At 8:26 PM -0400 5/3/10, Albert Manfredi wrote:
I think the point of the article, and the subject line, suggest that both Microsoft and Apple plan only on the H.264 codec for the future. For whatever reasons, and apparently the reasons are different, all of those other options that the flexibility of PCs is supposed to support, with no problem, become moot. So, ATSC originally went to MPEG-2, and Microsoft, Apple, and Adobe, 20 years later, go to H.264. And oh, I forgot, so does ATSC, for M/H.

There are two major reasons that major players in the video codec market are moving to h.264:

1. Reasonable licensing terms for computers and new mobile devices;

2. Widespread industry support for GPU hardware acceleration of h.264.

One can look at the licensing terms for h.263 (MPEG-2) and h.264 and easily see why the computer industry is moving to h.264. For MPEG-2 the license fee dropped this year to $2 per decoder and $2 per encoder with no cap on total. It is worth noting that MPEG-LA says that the new licenses will run until the patents expire. For h.264 the cost for a computer for an decoder AND encoder is 25 cents with a cap of $5 million per year.

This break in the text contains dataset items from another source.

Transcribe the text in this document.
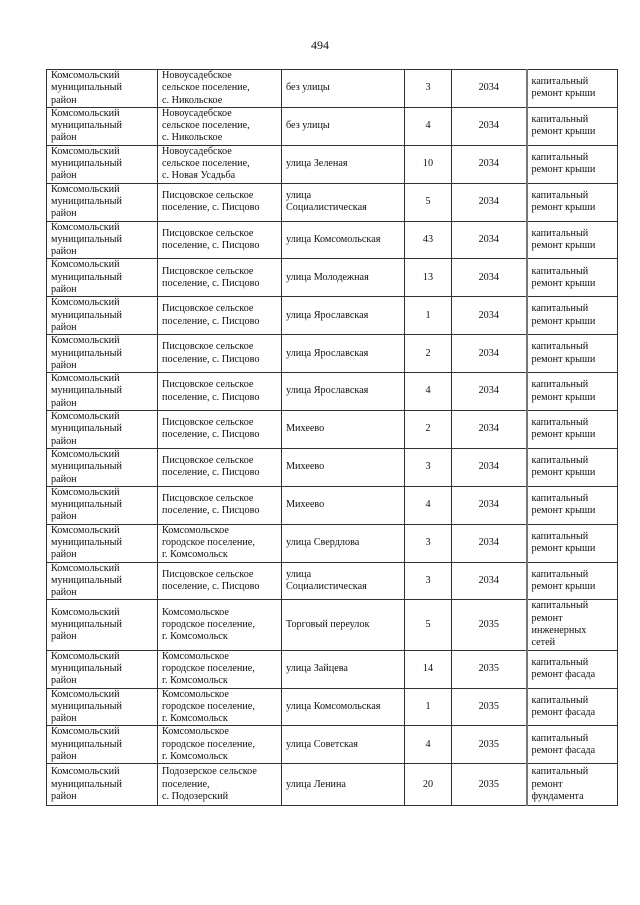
494
Комсомольский
муниципальный
район	Новоусадебское
сельское поселение,
с. Никольское	без улицы	3	2034	капитальный
ремонт крыши

Комсомольский
муниципальный
район	Новоусадебское
сельское поселение,
с. Никольское	без улицы	4	2034	капитальный
ремонт крыши

Комсомольский
муниципальный
район	Новоусадебское
сельское поселение,
с. Новая Усадьба	улица Зеленая	10	2034	капитальный
ремонт крыши

Комсомольский
муниципальный
район	Писцовское сельское
поселение, с. Писцово	улица
Социалистическая	5	2034	капитальный
ремонт крыши

Комсомольский
муниципальный
район	Писцовское сельское
поселение, с. Писцово	улица Комсомольская	43	2034	капитальный
ремонт крыши

Комсомольский
муниципальный
район	Писцовское сельское
поселение, с. Писцово	улица Молодежная	13	2034	капитальный
ремонт крыши

Комсомольский
муниципальный
район	Писцовское сельское
поселение, с. Писцово	улица Ярославская	1	2034	капитальный
ремонт крыши

Комсомольский
муниципальный
район	Писцовское сельское
поселение, с. Писцово	улица Ярославская	2	2034	капитальный
ремонт крыши

Комсомольский
муниципальный
район	Писцовское сельское
поселение, с. Писцово	улица Ярославская	4	2034	капитальный
ремонт крыши

Комсомольский
муниципальный
район	Писцовское сельское
поселение, с. Писцово	Михеево	2	2034	капитальный
ремонт крыши

Комсомольский
муниципальный
район	Писцовское сельское
поселение, с. Писцово	Михеево	3	2034	капитальный
ремонт крыши

Комсомольский
муниципальный
район	Писцовское сельское
поселение, с. Писцово	Михеево	4	2034	капитальный
ремонт крыши

Комсомольский
муниципальный
район	Комсомольское
городское поселение,
г. Комсомольск	улица Свердлова	3	2034	капитальный
ремонт крыши

Комсомольский
муниципальный
район	Писцовское сельское
поселение, с. Писцово	улица
Социалистическая	3	2034	капитальный
ремонт крыши

Комсомольский
муниципальный
район	Комсомольское
городское поселение,
г. Комсомольск	Торговый переулок	5	2035	капитальный
ремонт
инженерных
сетей

Комсомольский
муниципальный
район	Комсомольское
городское поселение,
г. Комсомольск	улица Зайцева	14	2035	капитальный
ремонт фасада

Комсомольский
муниципальный
район	Комсомольское
городское поселение,
г. Комсомольск	улица Комсомольская	1	2035	капитальный
ремонт фасада

Комсомольский
муниципальный
район	Комсомольское
городское поселение,
г. Комсомольск	улица Советская	4	2035	капитальный
ремонт фасада

Комсомольский
муниципальный
район	Подозерское сельское
поселение,
с. Подозерский	улица Ленина	20	2035	капитальный
ремонт
фундамента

h.264 was developed in an essentially "open" standards process and there are well established licensing terms from MPEG-LA. I would also note that Apple was instrumental in getting the more reasonable terms for licensing of h.264 from MPEG-LA; they have IP in the standard and used that sabre to negotiate more favorable terms for large scale deployments on PCs and other computing devices. Hence, both Apple and Microsoft, and now Adobe are paying the $5 million per year to license h.264 for their platforms and/or applications.

Far more important, at least to Jobs, is power consumption, especially on mobile platforms. After issuing the Thoughts on Flash letter, Jobs noted in an e-mail that running h.264 using the hardware GPU in the iPad will provide about 10 hours of video playback time from a single battery charge; running the same video using the Flash h.264 software codec on the CPU reduces the time that video can be played to five hours.

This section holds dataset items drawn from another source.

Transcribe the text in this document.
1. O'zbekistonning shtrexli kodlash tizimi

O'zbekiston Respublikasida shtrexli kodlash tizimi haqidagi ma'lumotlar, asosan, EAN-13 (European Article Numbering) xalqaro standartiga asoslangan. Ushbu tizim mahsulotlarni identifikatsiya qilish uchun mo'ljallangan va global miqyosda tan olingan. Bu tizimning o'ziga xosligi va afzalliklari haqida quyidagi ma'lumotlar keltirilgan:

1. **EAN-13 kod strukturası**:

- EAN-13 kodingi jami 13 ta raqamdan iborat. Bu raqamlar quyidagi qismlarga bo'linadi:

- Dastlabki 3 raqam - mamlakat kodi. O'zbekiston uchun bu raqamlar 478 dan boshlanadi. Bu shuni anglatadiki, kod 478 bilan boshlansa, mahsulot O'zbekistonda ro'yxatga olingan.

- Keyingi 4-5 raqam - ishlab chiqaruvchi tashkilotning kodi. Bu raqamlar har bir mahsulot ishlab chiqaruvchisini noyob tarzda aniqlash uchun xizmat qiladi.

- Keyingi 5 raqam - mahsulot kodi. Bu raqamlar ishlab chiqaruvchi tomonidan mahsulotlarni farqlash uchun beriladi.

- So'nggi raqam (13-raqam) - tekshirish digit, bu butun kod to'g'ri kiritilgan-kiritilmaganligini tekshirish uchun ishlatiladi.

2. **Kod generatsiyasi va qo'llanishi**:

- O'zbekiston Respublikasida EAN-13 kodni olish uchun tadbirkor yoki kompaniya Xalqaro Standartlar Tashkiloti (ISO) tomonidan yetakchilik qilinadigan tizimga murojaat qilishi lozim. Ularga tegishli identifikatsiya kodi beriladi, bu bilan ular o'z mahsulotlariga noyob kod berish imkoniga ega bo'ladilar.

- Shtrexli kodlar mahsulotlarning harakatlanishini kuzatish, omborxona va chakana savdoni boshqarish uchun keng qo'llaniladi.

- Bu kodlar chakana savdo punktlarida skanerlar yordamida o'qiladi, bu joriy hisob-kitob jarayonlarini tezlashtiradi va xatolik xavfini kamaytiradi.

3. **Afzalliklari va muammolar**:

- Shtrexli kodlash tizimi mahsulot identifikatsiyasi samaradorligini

I'm not sure how Mozilla and Opera can hope to compete. Do they expect all web sites to be accommodating of them?

It is not an issue of the web sites, although MPEG-LA does offer a license for streaming web sites as well. The issue is how h.264 is decoded. If Mozilla and Opera were to include a software h.264 codec in their browsers, they would be liable for the $5 million annual license fee. If instead they call an OS level API that runs the codec on hardware, then the OS vendor and GPU vendor pay the license fees. The new Apple API for h.264 playback on GPUs allows the browser developer to get around this problem. I suspect that Microsoft will provide a similar API, if in fact they have not already done so.


As the article states,

"Ironically, this position puts Apple and Microsoft hand-in-hand, as both companies are backing H.264--and that codec only--for HTML5 video rendering. To Microsoft, H.264 video represents a broad, standardized solution that allows users to benefit from hardware-based video acceleration. As well, adopting other codecs like Ogg Theora could put Microsoft in shakier legal territory versus the more centralized ownership and licensing of H.264."

[ ... ]

"... Instead of locking people into some proprietary solution it created, Adobe has spent millions of dollars to enable use of a more standard format."

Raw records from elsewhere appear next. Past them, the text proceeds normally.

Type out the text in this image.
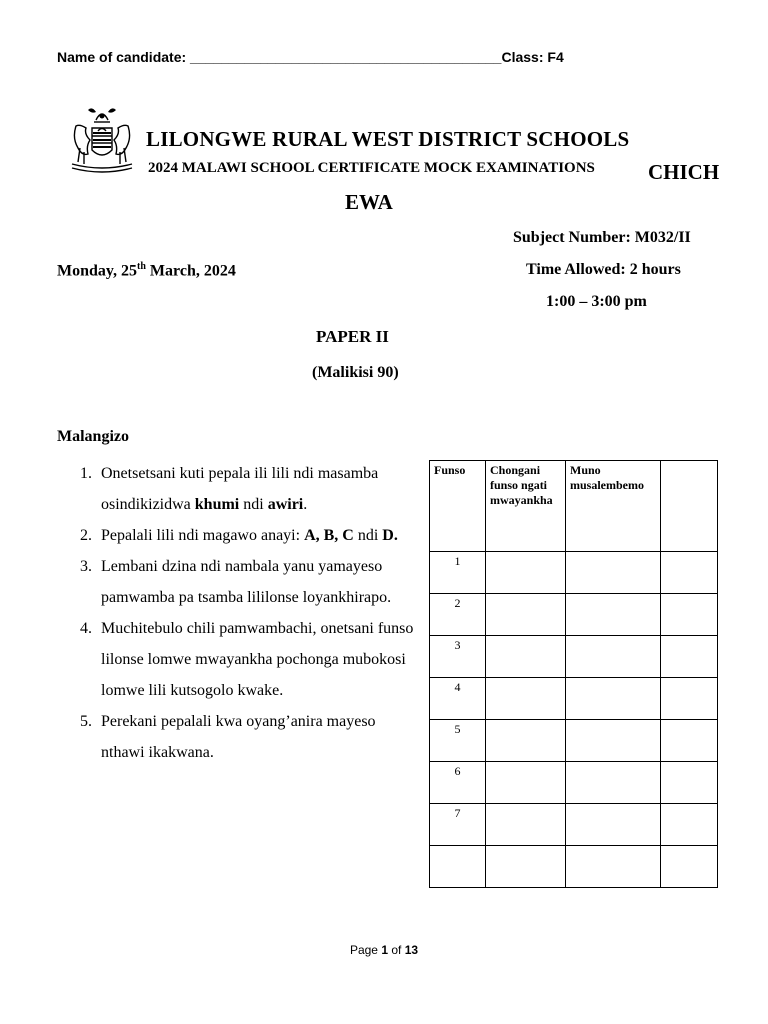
Name of candidate: ________________________________________Class: F4
LILONGWE RURAL WEST DISTRICT SCHOOLS
2024 MALAWI SCHOOL CERTIFICATE MOCK EXAMINATIONS	CHICH
EWA
Subject Number: M032/II
Monday, 25th March, 2024	Time Allowed: 2 hours
1:00 – 3:00 pm
PAPER II
(Malikisi 90)
Malangizo
1. Onetsetsani kuti pepala ili lili ndi masamba osindikizidwa khumi ndi awiri.
2. Pepalali lili ndi magawo anayi: A, B, C ndi D.
3. Lembani dzina ndi nambala yanu yamayeso pamwamba pa tsamba lililonse loyankhirapo.
4. Muchitebulo chili pamwambachi, onetsani funso lilonse lomwe mwayankha pochonga mubokosi lomwe lili kutsogolo kwake.
5. Perekani pepalali kwa oyang’anira mayeso nthawi ikakwana.
Funso	Chongani funso ngati mwayankha	Muno musalembemo	
1			
2			
3			
4			
5			
6			
7			

Page 1 of 13
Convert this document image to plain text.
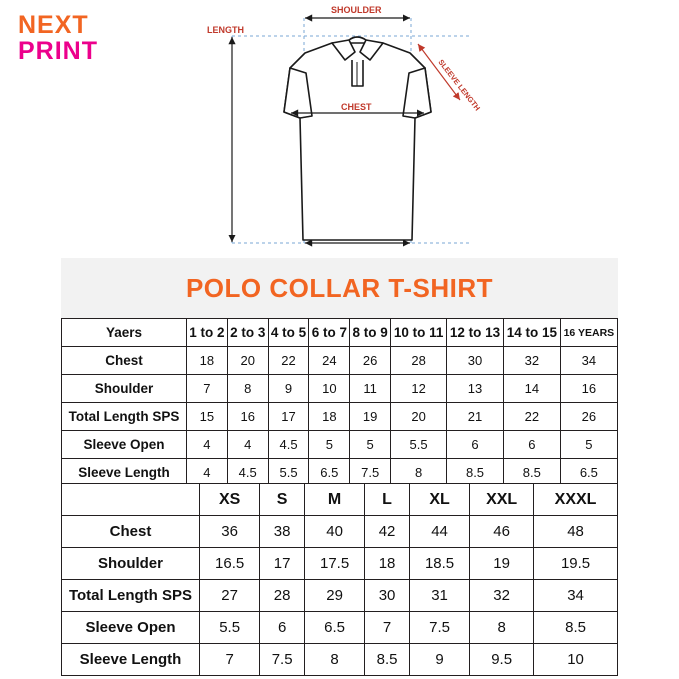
NEXT
PRINT
LENGTH
SHOULDER
CHEST	SLEEVE LENGTH
POLO COLLAR T-SHIRT
Yaers	1 to 2	2 to 3	4 to 5	6 to 7	8 to 9	10 to 11	12 to 13	14 to 15	16 YEARS
Chest	18	20	22	24	26	28	30	32	34
Shoulder	7	8	9	10	11	12	13	14	16
Total Length SPS	15	16	17	18	19	20	21	22	26
Sleeve Open	4	4	4.5	5	5	5.5	6	6	5
Sleeve Length	4	4.5	5.5	6.5	7.5	8	8.5	8.5	6.5
	XS	S	M	L	XL	XXL	XXXL
Chest	36	38	40	42	44	46	48
Shoulder	16.5	17	17.5	18	18.5	19	19.5
Total Length SPS	27	28	29	30	31	32	34
Sleeve Open	5.5	6	6.5	7	7.5	8	8.5
Sleeve Length	7	7.5	8	8.5	9	9.5	10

Yes, Adobe is supporting h.264, but they have not given up on their proprietary codec. I think it is likely that Adobe will increasingly move to h.264, probably using hardware acceleration when available.

In reality, Adobe is still in a very good position to exploit HTML5 as they move away from Flash. They already have the attention and support of the creative community; all that is required is that they optimize their tools for HTML5 rather than FLASH output.